The fifth posting under Datuk Dr Aizai Azan and Dr Emily highlighted the importance of teamwork, balanced decision-making, and thoughtful leadership in everyday cardiology practice.

Composure in High-Pressure Care

My sixth posting with Dr Hafidz was particularly meaningful. His calm approach, clarity in decision-making, and steady guidance during challenging cases taught me the value of composure, especially in high-stakes cardiology care.
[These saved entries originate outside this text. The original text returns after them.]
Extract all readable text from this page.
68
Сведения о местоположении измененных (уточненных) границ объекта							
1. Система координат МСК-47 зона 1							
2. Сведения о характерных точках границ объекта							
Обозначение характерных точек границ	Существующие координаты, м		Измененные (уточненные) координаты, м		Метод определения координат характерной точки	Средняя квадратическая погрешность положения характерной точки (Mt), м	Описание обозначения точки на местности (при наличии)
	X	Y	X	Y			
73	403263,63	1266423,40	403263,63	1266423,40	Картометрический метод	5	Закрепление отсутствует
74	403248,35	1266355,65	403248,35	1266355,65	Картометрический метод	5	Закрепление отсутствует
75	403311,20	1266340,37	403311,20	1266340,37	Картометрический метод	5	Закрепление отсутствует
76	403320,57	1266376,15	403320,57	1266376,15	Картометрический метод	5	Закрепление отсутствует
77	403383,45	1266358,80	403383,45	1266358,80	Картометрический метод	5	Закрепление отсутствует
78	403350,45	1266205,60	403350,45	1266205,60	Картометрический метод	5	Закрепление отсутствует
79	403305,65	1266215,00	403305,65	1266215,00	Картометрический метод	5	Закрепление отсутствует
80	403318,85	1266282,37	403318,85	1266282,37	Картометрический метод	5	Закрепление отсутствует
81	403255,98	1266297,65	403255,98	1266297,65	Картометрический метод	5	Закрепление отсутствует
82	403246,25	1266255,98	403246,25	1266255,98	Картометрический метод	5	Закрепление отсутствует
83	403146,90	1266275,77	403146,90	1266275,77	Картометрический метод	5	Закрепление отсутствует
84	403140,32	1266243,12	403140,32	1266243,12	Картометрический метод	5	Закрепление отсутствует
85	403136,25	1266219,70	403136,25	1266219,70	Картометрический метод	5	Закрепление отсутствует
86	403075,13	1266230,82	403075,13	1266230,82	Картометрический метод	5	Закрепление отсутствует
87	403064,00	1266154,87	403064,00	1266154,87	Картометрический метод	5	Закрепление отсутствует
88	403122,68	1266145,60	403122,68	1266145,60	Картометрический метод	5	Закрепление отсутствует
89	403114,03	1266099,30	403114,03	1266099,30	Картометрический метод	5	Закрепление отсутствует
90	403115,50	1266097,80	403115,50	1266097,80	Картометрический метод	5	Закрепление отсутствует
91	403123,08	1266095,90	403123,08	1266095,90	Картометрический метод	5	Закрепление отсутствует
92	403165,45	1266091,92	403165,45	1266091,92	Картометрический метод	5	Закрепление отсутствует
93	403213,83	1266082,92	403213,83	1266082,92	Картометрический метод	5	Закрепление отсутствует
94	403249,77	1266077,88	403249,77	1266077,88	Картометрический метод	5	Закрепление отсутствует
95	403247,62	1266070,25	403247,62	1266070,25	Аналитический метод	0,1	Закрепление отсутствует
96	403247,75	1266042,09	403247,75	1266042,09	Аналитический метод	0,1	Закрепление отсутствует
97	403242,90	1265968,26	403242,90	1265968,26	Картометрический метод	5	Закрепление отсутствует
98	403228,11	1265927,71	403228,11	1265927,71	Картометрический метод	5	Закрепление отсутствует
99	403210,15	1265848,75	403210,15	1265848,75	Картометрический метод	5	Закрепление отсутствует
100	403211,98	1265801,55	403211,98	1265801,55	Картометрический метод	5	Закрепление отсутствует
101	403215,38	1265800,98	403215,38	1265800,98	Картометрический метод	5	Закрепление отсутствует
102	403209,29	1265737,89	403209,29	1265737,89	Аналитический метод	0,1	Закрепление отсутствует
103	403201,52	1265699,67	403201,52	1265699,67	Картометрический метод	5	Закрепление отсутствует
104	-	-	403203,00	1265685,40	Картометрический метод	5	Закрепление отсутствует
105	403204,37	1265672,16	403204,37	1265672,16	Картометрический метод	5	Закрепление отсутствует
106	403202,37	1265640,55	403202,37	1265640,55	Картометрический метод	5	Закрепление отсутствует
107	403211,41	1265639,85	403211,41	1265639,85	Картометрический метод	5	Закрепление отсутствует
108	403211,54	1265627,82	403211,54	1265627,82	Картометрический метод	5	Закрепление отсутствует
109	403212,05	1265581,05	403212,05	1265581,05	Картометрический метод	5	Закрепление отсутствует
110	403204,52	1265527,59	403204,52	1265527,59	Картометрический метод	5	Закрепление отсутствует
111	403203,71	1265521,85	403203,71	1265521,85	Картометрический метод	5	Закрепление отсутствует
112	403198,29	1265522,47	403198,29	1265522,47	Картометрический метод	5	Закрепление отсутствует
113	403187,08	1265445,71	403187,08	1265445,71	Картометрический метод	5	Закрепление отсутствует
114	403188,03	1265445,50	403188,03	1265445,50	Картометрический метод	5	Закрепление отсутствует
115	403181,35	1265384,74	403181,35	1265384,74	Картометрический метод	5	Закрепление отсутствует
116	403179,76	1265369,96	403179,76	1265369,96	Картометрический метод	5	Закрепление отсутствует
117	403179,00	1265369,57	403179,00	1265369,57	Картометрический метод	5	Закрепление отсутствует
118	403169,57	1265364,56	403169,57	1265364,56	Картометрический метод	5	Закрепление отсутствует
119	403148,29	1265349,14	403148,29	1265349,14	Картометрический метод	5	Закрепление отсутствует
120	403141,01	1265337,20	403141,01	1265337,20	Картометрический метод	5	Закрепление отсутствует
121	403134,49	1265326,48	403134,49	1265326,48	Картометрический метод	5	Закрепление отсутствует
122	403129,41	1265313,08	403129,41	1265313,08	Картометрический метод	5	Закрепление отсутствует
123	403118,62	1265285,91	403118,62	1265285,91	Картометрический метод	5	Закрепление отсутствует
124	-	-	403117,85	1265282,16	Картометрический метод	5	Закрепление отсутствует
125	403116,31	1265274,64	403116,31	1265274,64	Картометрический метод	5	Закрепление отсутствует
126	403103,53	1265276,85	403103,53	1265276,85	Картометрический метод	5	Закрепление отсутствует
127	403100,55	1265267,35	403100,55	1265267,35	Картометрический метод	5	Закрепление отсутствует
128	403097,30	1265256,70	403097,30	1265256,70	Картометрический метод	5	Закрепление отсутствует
The Final Year: Complex PCI

My final year was spent with Datuk Dr Shaiful and Datuk Dr Kumara, focusing on interventional cardiology and complex percutaneous coronary intervention (PCI). This year was one of consolidation and maturity—where technical skills, clinical judgement, and procedural confidence came together. Their mentorship during this crucial phase prepared me to approach complex coronary disease with respect, caution, and confidence. I am deeply grateful for their trust, patience, and commitment to teaching.

Beyond the Ward

Beyond daily clinical responsibilities, I am thankful for the many workshops, conferences, and academic opportunities provided by IJN, which broadened my perspectives and strengthened my academic and clinical foundations.

A Heartfelt Thank You

To all the consultant cardiologists, seniors, colleagues, nurses, and allied health staff—thank you for your teaching, corrections, encouragement, and unwavering support. Every discussion in the ward, cath lab, EP lab, and CCU contributed to the doctor I am today.

IJN has been more than a training institution; it has been a place of growth, resilience, and lifelong lessons. I leave this chapter with gratitude, humility, and pride, carrying forward the values you have instilled in me.

Thank you for five unforgettable years.